Катафалк проследовал по Черенковой аллее и скрылся из виду. Фамильный склеп Ноблинов находился прямо за углом от зоны отдыха, ближе к середине кладбища; тем, кто пришел проститься с Элспет, предстояло отшагать по узкой, бугристой от древесных корней Колоннадной аллее, где не мог пройти катафалк. Автомобили пришлось оставить у полукруглой Колоннады, отделявшей кладбищенский двор от захоронений; нехотя выбравшись из тепла, водители и пассажиры огляделись, рассмотрели часовню (построенную, как некогда сказал кто-то из знаменитых, в стиле «похоронной готики»), кованые ворота, памятник жертвам войны и статую Фортуны, воздевшую пустые глазницы к свинцовому небу. Марика задумалась, сколько же гробов прошло сквозь хайгейтские ворота. На первых порах сюда въезжали черные повозки, запряженные лошадьми в траурном плюмаже, а следом тащились наемные плакальщицы и бессловесные статисты; теперь на смену им пришли разномастные автомобили, цветные зонты и скорбящие близкие. Кладбище вдруг увиделось Марике старинным театром, где без конца играют одну и ту же пьесу, меняя лишь костюмы и прически.
Роберт тронул Мартина за плечо, и Мартин открыл глаза с таким видом, будто его, спящего, растолкали пинками. Они пересекли двор, миновали проход в центре Колоннады, поднялись по замшелым ступенькам и оказались на кладбище. За ними плелась Марика. Остальные шли следом. На крутых каменистых тропах было скользко. Все боялись оступиться. Никто не проронил ни слова.

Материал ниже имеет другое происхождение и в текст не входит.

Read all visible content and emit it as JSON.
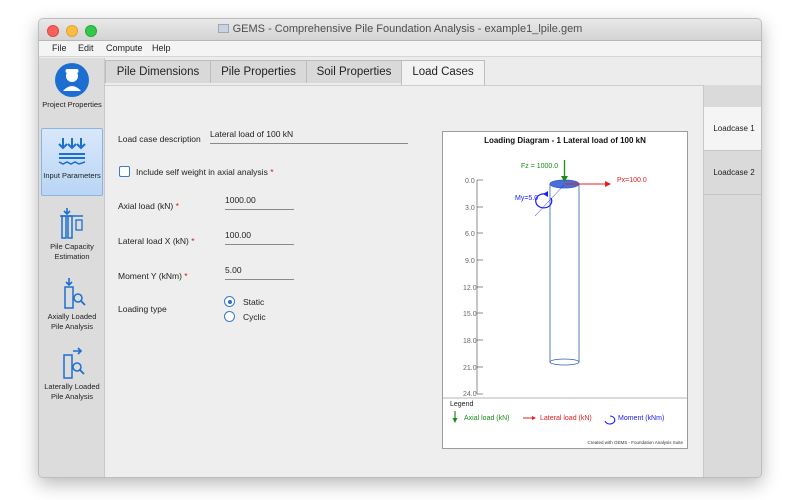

Найджел, директор кладбища, стоял возле катафалка, еще более элегантный и внимательный, чем обычно. Он встретил Роберта грустной полуулыбкой, словно говоря: «К своим у нас отношение особое, верно?» Рядом с Найджелом стоял приятель Роберта, Себастьян Морроу. Себастьян был владельцем похоронного бюро; Роберт не раз видел его в деле, но теперь у Себастьяна будто открылись запасы сочувствия и внутреннего достоинства. Он, можно сказать, дирижировал церемонией без единого жеста и слова; в нужный момент его взгляд просто останавливался на ком-нибудь из присутствующих, указывал на необходимый предмет — и все, что положено, совершалось само собой. Себастьян был в костюме цвета маренго и хвойно-зеленом галстуке. Уроженец Лондона, он появился на свет в семье выходцев из Нигерии; темная кожа выделяла его среди присутствующих и в то же время делала почти незаметным в тенистых кладбищенских зарослях.
У катафалка собрались носильщики.
Все терпеливо ждали, а Роберт в одиночку зашагал по главной аллее к родовому склепу Ноблинов, сложенному из плит известняка. Над входом была высечена только фамилия. Позеленевшую от патины медную дверь украшал барельеф с изображением пеликана, кормящего детеныша собственной кровью, — символ Воскресения. Проводя экскурсии по кладбищу, Роберт нередко демонстрировал этот барельеф туристам. Сейчас дверь была распахнута. Невдалеке, у гранитного обелиска, стояли наготове могильщики, Томас и Мэтью. Поймав его взгляд, они кивнули и приблизились.
Роджер помедлил у входа в тесный склеп. Внутри находились четыре гроба — родителей Элспет, а также бабки с дедом, — да еще клочья пыли, скопившиеся в углах. На выступе, куда предстояло водрузить гроб Элспет, белели две опоры. Вот и все. Роберту почудилось, будто из склепа, как из ледника, на него дохнуло холодом. Ему даже мнилась некая сделка: кладбище заберет у него Элспет, а взамен… трудно сказать. Но что-то определенно даст взамен.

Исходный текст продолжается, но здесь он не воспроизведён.